2 / 4
Apr 2024

Hi all,

I have a replicaSet with two secondaries and one primary.
I want to direct all the readonly traffic to the secondaries.
I am doing this by using the readPreference=‘secondary’ or readPreference=‘secondaryPreferred’.

The clients are opened with pymongo and the url in the uri is a seed list, with the two secondaries and also the primaries.

This used to work for the last few years. All the traffic always just went to the secondaries, never received connections to the primary.

Now… something changed in the last three months, and now it looks like each connection to the secondaries produces a connection also to the primary. This really blows out the machine where the primary is hosted.

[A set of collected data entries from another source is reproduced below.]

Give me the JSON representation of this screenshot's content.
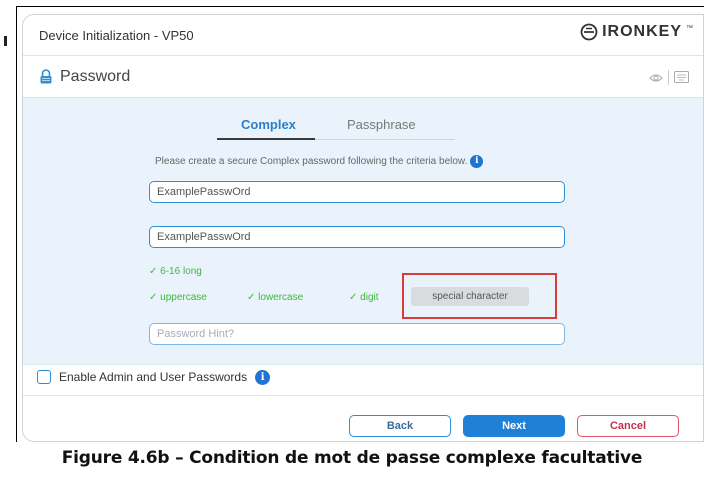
{
  "window": {
    "title": "Device Initialization - VP50",
    "brand": "IRONKEY",
    "brand_mark": "™"
  },
  "section": {
    "title": "Password",
    "icon": "lock-icon",
    "toolbar_icons": [
      "eye-icon",
      "keyboard-icon"
    ]
  },
  "tabs": [
    {
      "label": "Complex",
      "active": true
    },
    {
      "label": "Passphrase",
      "active": false
    }
  ],
  "instructions": "Please create a secure Complex password following the criteria below.",
  "fields": {
    "password_value": "ExamplePasswOrd",
    "confirm_value": "ExamplePasswOrd",
    "hint_placeholder": "Password Hint?"
  },
  "criteria": {
    "length": "✓ 6-16 long",
    "uppercase": "✓ uppercase",
    "lowercase": "✓ lowercase",
    "digit": "✓ digit",
    "special": "special character"
  },
  "options": {
    "enable_admin_user": "Enable Admin and User Passwords",
    "checked": false
  },
  "buttons": {
    "back": "Back",
    "next": "Next",
    "cancel": "Cancel"
  },
  "caption": "Figure 4.6b – Condition de mot de passe complexe facultative",
  "colors": {
    "accent": "#1f80d6",
    "success": "#3fb83f",
    "highlight": "#d93a3a",
    "cancel": "#e0546c",
    "content_bg": "#eaf3fb"
  }
}
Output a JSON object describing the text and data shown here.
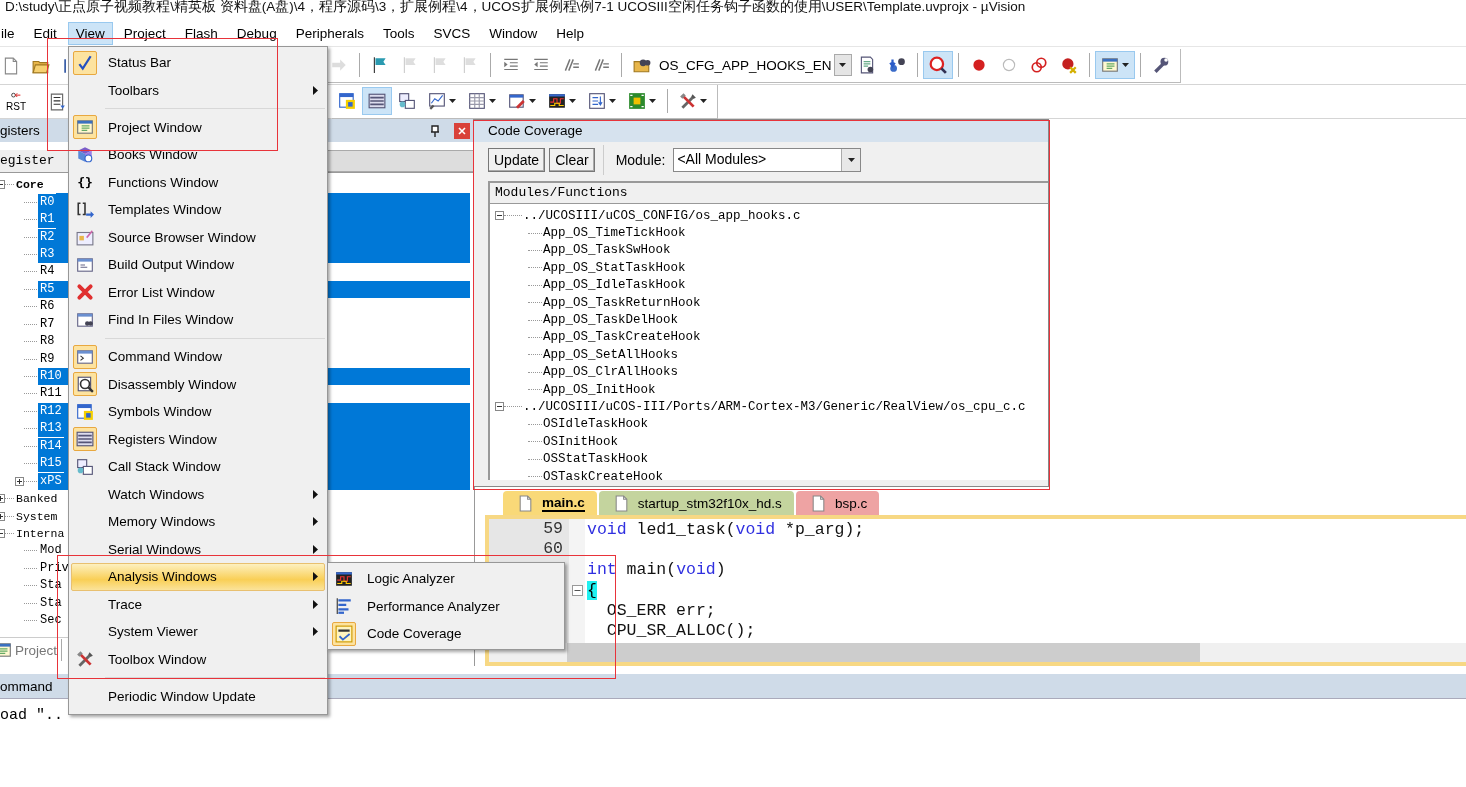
{
  "window": {
    "title": "D:\\study\\正点原子视频教程\\精英板 资料盘(A盘)\\4，程序源码\\3，扩展例程\\4，UCOS扩展例程\\例7-1 UCOSIII空闲任务钩子函数的使用\\USER\\Template.uvprojx - µVision"
  },
  "menubar": [
    {
      "label": "ile",
      "selected": false
    },
    {
      "label": "Edit",
      "selected": false
    },
    {
      "label": "View",
      "selected": true
    },
    {
      "label": "Project",
      "selected": false
    },
    {
      "label": "Flash",
      "selected": false
    },
    {
      "label": "Debug",
      "selected": false
    },
    {
      "label": "Peripherals",
      "selected": false
    },
    {
      "label": "Tools",
      "selected": false
    },
    {
      "label": "SVCS",
      "selected": false
    },
    {
      "label": "Window",
      "selected": false
    },
    {
      "label": "Help",
      "selected": false
    }
  ],
  "toolbar_1": {
    "left": [
      {
        "kind": "button",
        "pressed": false,
        "disabled": false,
        "dropdown": false
      },
      {
        "kind": "button",
        "pressed": false,
        "disabled": false,
        "dropdown": false
      },
      {
        "kind": "button",
        "pressed": false,
        "disabled": false,
        "dropdown": false
      }
    ],
    "right": [
      {
        "kind": "button",
        "pressed": false,
        "disabled": true,
        "dropdown": false
      },
      {
        "kind": "separator"
      },
      {
        "kind": "button",
        "pressed": false,
        "disabled": false,
        "dropdown": false
      },
      {
        "kind": "button",
        "pressed": false,
        "disabled": true,
        "dropdown": false
      },
      {
        "kind": "button",
        "pressed": false,
        "disabled": true,
        "dropdown": false
      },
      {
        "kind": "button",
        "pressed": false,
        "disabled": true,
        "dropdown": false
      },
      {
        "kind": "separator"
      },
      {
        "kind": "button",
        "pressed": false,
        "disabled": false,
        "dropdown": false
      },
      {
        "kind": "button",
        "pressed": false,
        "disabled": false,
        "dropdown": false
      },
      {
        "kind": "button",
        "pressed": false,
        "disabled": false,
        "dropdown": false
      },
      {
        "kind": "button",
        "pressed": false,
        "disabled": false,
        "dropdown": false
      },
      {
        "kind": "separator"
      },
      {
        "kind": "button",
        "pressed": false,
        "disabled": false,
        "dropdown": false
      },
      {
        "kind": "combo",
        "value": "OS_CFG_APP_HOOKS_EN"
      },
      {
        "kind": "button",
        "pressed": false,
        "disabled": false,
        "dropdown": false
      },
      {
        "kind": "button",
        "pressed": false,
        "disabled": false,
        "dropdown": false
      },
      {
        "kind": "separator"
      },
      {
        "kind": "button",
        "pressed": true,
        "disabled": false,
        "dropdown": false
      },
      {
        "kind": "separator"
      },
      {
        "kind": "button",
        "pressed": false,
        "disabled": false,
        "dropdown": false
      },
      {
        "kind": "button",
        "pressed": false,
        "disabled": false,
        "dropdown": false
      },
      {
        "kind": "button",
        "pressed": false,
        "disabled": false,
        "dropdown": false
      },
      {
        "kind": "button",
        "pressed": false,
        "disabled": false,
        "dropdown": false
      },
      {
        "kind": "separator"
      },
      {
        "kind": "button",
        "pressed": true,
        "disabled": false,
        "dropdown": true
      },
      {
        "kind": "separator"
      },
      {
        "kind": "button",
        "pressed": false,
        "disabled": false,
        "dropdown": false
      }
    ]
  },
  "toolbar_2": {
    "left": [
      {
        "kind": "button",
        "label": "RST",
        "pressed": false,
        "disabled": false,
        "dropdown": false
      },
      {
        "kind": "separator"
      },
      {
        "kind": "button",
        "pressed": false,
        "disabled": false,
        "dropdown": false
      }
    ],
    "right": [
      {
        "kind": "button",
        "pressed": false,
        "disabled": false,
        "dropdown": false
      },
      {
        "kind": "button",
        "pressed": true,
        "disabled": false,
        "dropdown": false
      },
      {
        "kind": "button",
        "pressed": false,
        "disabled": false,
        "dropdown": false
      },
      {
        "kind": "button",
        "pressed": false,
        "disabled": false,
        "dropdown": true
      },
      {
        "kind": "button",
        "pressed": false,
        "disabled": false,
        "dropdown": true
      },
      {
        "kind": "button",
        "pressed": false,
        "disabled": false,
        "dropdown": true
      },
      {
        "kind": "button",
        "pressed": false,
        "disabled": false,
        "dropdown": true
      },
      {
        "kind": "button",
        "pressed": false,
        "disabled": false,
        "dropdown": true
      },
      {
        "kind": "button",
        "pressed": false,
        "disabled": false,
        "dropdown": true
      },
      {
        "kind": "separator"
      },
      {
        "kind": "button",
        "pressed": false,
        "disabled": false,
        "dropdown": true
      }
    ]
  },
  "registers_pane": {
    "title": "gisters",
    "column": "egister",
    "tree": [
      {
        "label": "Core",
        "expanded": true,
        "children": [
          {
            "label": "R0",
            "selected": true
          },
          {
            "label": "R1",
            "selected": true
          },
          {
            "label": "R2",
            "selected": true
          },
          {
            "label": "R3",
            "selected": true
          },
          {
            "label": "R4",
            "selected": false
          },
          {
            "label": "R5",
            "selected": true
          },
          {
            "label": "R6",
            "selected": false
          },
          {
            "label": "R7",
            "selected": false
          },
          {
            "label": "R8",
            "selected": false
          },
          {
            "label": "R9",
            "selected": false
          },
          {
            "label": "R10",
            "selected": true
          },
          {
            "label": "R11",
            "selected": false
          },
          {
            "label": "R12",
            "selected": true
          },
          {
            "label": "R13",
            "selected": true
          },
          {
            "label": "R14",
            "selected": true
          },
          {
            "label": "R15",
            "selected": true
          },
          {
            "label": "xPS",
            "selected": true,
            "expanded": false
          }
        ]
      },
      {
        "label": "Banked",
        "expanded": false
      },
      {
        "label": "System",
        "expanded": false
      },
      {
        "label": "Interna",
        "expanded": true,
        "children": [
          {
            "label": "Mod",
            "selected": false
          },
          {
            "label": "Priv",
            "selected": false
          },
          {
            "label": "Sta",
            "selected": false
          },
          {
            "label": "Sta",
            "selected": false
          },
          {
            "label": "Sec",
            "selected": false
          }
        ]
      }
    ],
    "tabs": [
      {
        "label": "Project",
        "selected": false
      }
    ]
  },
  "command_pane": {
    "title": "ommand",
    "text": "oad \".."
  },
  "view_menu": [
    {
      "kind": "item",
      "label": "Status Bar",
      "checked": true,
      "submenu": false,
      "selected": false
    },
    {
      "kind": "item",
      "label": "Toolbars",
      "checked": false,
      "submenu": true,
      "selected": false
    },
    {
      "kind": "separator"
    },
    {
      "kind": "item",
      "label": "Project Window",
      "checked": true,
      "submenu": false,
      "selected": false
    },
    {
      "kind": "item",
      "label": "Books Window",
      "checked": false,
      "submenu": false,
      "selected": false
    },
    {
      "kind": "item",
      "label": "Functions Window",
      "checked": false,
      "submenu": false,
      "selected": false,
      "glyph": "{}"
    },
    {
      "kind": "item",
      "label": "Templates Window",
      "checked": false,
      "submenu": false,
      "selected": false
    },
    {
      "kind": "item",
      "label": "Source Browser Window",
      "checked": false,
      "submenu": false,
      "selected": false
    },
    {
      "kind": "item",
      "label": "Build Output Window",
      "checked": false,
      "submenu": false,
      "selected": false
    },
    {
      "kind": "item",
      "label": "Error List Window",
      "checked": false,
      "submenu": false,
      "selected": false
    },
    {
      "kind": "item",
      "label": "Find In Files Window",
      "checked": false,
      "submenu": false,
      "selected": false
    },
    {
      "kind": "separator"
    },
    {
      "kind": "item",
      "label": "Command Window",
      "checked": true,
      "submenu": false,
      "selected": false
    },
    {
      "kind": "item",
      "label": "Disassembly Window",
      "checked": true,
      "submenu": false,
      "selected": false
    },
    {
      "kind": "item",
      "label": "Symbols Window",
      "checked": false,
      "submenu": false,
      "selected": false
    },
    {
      "kind": "item",
      "label": "Registers Window",
      "checked": true,
      "submenu": false,
      "selected": false
    },
    {
      "kind": "item",
      "label": "Call Stack Window",
      "checked": false,
      "submenu": false,
      "selected": false
    },
    {
      "kind": "item",
      "label": "Watch Windows",
      "checked": false,
      "submenu": true,
      "selected": false
    },
    {
      "kind": "item",
      "label": "Memory Windows",
      "checked": false,
      "submenu": true,
      "selected": false
    },
    {
      "kind": "item",
      "label": "Serial Windows",
      "checked": false,
      "submenu": true,
      "selected": false
    },
    {
      "kind": "item",
      "label": "Analysis Windows",
      "checked": false,
      "submenu": true,
      "selected": true
    },
    {
      "kind": "item",
      "label": "Trace",
      "checked": false,
      "submenu": true,
      "selected": false
    },
    {
      "kind": "item",
      "label": "System Viewer",
      "checked": false,
      "submenu": true,
      "selected": false
    },
    {
      "kind": "item",
      "label": "Toolbox Window",
      "checked": false,
      "submenu": false,
      "selected": false
    },
    {
      "kind": "separator"
    },
    {
      "kind": "item",
      "label": "Periodic Window Update",
      "checked": false,
      "submenu": false,
      "selected": false
    }
  ],
  "analysis_submenu": [
    {
      "label": "Logic Analyzer",
      "checked": false
    },
    {
      "label": "Performance Analyzer",
      "checked": false
    },
    {
      "label": "Code Coverage",
      "checked": true
    }
  ],
  "code_coverage": {
    "title": "Code Coverage",
    "buttons": [
      "Update",
      "Clear"
    ],
    "module_label": "Module:",
    "module_value": "<All Modules>",
    "column": "Modules/Functions",
    "tree": [
      {
        "label": "../UCOSIII/uCOS_CONFIG/os_app_hooks.c",
        "expanded": true,
        "children": [
          {
            "label": "App_OS_TimeTickHook"
          },
          {
            "label": "App_OS_TaskSwHook"
          },
          {
            "label": "App_OS_StatTaskHook"
          },
          {
            "label": "App_OS_IdleTaskHook"
          },
          {
            "label": "App_OS_TaskReturnHook"
          },
          {
            "label": "App_OS_TaskDelHook"
          },
          {
            "label": "App_OS_TaskCreateHook"
          },
          {
            "label": "App_OS_SetAllHooks"
          },
          {
            "label": "App_OS_ClrAllHooks"
          },
          {
            "label": "App_OS_InitHook"
          }
        ]
      },
      {
        "label": "../UCOSIII/uCOS-III/Ports/ARM-Cortex-M3/Generic/RealView/os_cpu_c.c",
        "expanded": true,
        "children": [
          {
            "label": "OSIdleTaskHook"
          },
          {
            "label": "OSInitHook"
          },
          {
            "label": "OSStatTaskHook"
          },
          {
            "label": "OSTaskCreateHook"
          }
        ]
      }
    ]
  },
  "editor": {
    "tabs": [
      {
        "label": "main.c",
        "selected": true,
        "color": "#f9d978"
      },
      {
        "label": "startup_stm32f10x_hd.s",
        "selected": false,
        "color": "#c4d49e"
      },
      {
        "label": "bsp.c",
        "selected": false,
        "color": "#eea3a3"
      }
    ],
    "lines": [
      {
        "number": "59",
        "tokens": [
          {
            "kind": "keyword",
            "text": "void"
          },
          {
            "kind": "plain",
            "text": " led1_task("
          },
          {
            "kind": "keyword",
            "text": "void"
          },
          {
            "kind": "plain",
            "text": " *p_arg);"
          }
        ]
      },
      {
        "number": "60"
      },
      {
        "tokens": [
          {
            "kind": "keyword",
            "text": "int"
          },
          {
            "kind": "plain",
            "text": " main("
          },
          {
            "kind": "keyword",
            "text": "void"
          },
          {
            "kind": "plain",
            "text": ")"
          }
        ]
      },
      {
        "fold": true,
        "tokens": [
          {
            "kind": "brace-match",
            "text": "{"
          }
        ]
      },
      {
        "tokens": [
          {
            "kind": "plain",
            "text": "  OS_ERR err;"
          }
        ]
      },
      {
        "tokens": [
          {
            "kind": "plain",
            "text": "  CPU_SR_ALLOC();"
          }
        ]
      }
    ]
  }
}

I am trying to figure out how this could have happened. The only hint is that in some applications the pymongo was bumped from 3.13.0 to 4.3.3 around that time.

Now testing locally I can see that specifying a seed list or a single instance makes a difference. But only for pymongo==3.13.0.

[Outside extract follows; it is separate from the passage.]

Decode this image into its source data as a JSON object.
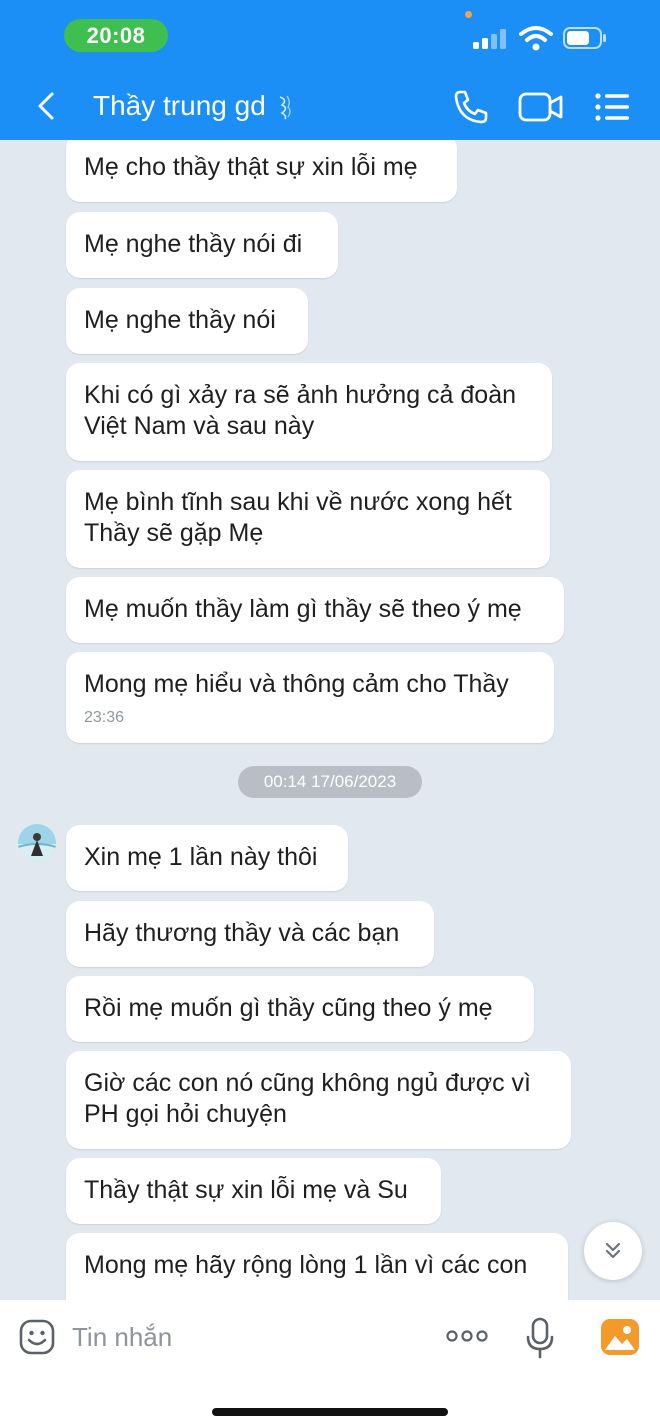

  • with pymongo==3.13.0 - seed list → connects to primary
  • with pymongo==3.13.0 - one server → NO connection to primary
  • with pymongo==4.3.3 - seed list → connects to primary
  • with pymongo==4.3.3 - one server → connects to primary
  • with pymongo==4.3.3 - one server + directConnection=True–> NO connection to primary

So… how do I now go back to being able to give a seed list and not getting a connection to the primary? What else could have changed? How to solve?

Thanks so much for the help.

Best,
Carlo

Yes, starting in 4.0 pymongo will automatically connect to the entire replica set even if only one host is given unless directConnection is set to True, see: PyMongo 4 Migration Guide - PyMongo 4.6.3 documentation

However, this should not result in too many connections being opened to the primary unless the app is setting minPoolSize. Are you using minPoolSize? Can you share how you’re creating your MongoClient(s) including settings and how many get created?

Note that there was never a way to connect with a seedlist and discover the replica set secondaries without ever connecting to the primary.

Hi Shane,

thank you so much for your answer.

This is how we are initialising the client:

url = "secondary_1:27017,secondary2:27017,primary:27017/database" uri = f"mongodb://{user}:{password}@{url}" client = pymongo.MongoClient( uri, readPreference='secondaryPreferred', maxPoolSize=max_pool_size, # default to 100 socketTimeoutMS=socket_timeout, # default to 60000 connectTimeoutMS=connect_timeout # default to 60000 )

There are sometimes thousands of simultaneous jobs running on different clusters in different sites.

I understand now the behaviour of pymongo>=4.0, and the origin of all these connections to the primary ( a lot of them ! ). Still, I am quite sure that we used to run with the same settings with pymongo==3.13.0, and never got any connection to the primary even with the seed list, but just to the two secondaries. :confused: Any idea how that could happen?

Best,
Carlo

that we used to run with the same settings with pymongo==3.13.0, and never got any connection to the primary even with the seed list, but just to the two secondaries.

Even in PyMongo 3, it’s not possible for MongoClient to connect like this without creating at least one connection to the primary.

Back in PyMongo 3.11 we did increase the number of monitoring connections from 1 per node per MongoClient to 2 (part of https://jira.mongodb.org/browse/PYTHON-2123). If you are creating thousands of MongoClients then you could be seeing the effects of that change.

Could you briefly describe the app architecture? Like how many app servers, how many MongoClients are created at once, are the MongoClient reused between threads, are you using a function as a service like AWS Lambda, etc…

One last suggestion: what happens when you set serverMonitoringMode="poll" when creating the MongoClients? serverMonitoringMode was introduced in PyMongo 4.6 (https://jira.mongodb.org/browse/PYTHON-3668). serverMonitoringMode="poll" makes the client go back to using the pre-3.11 behavior which only requires 1 connection per node instead of 2.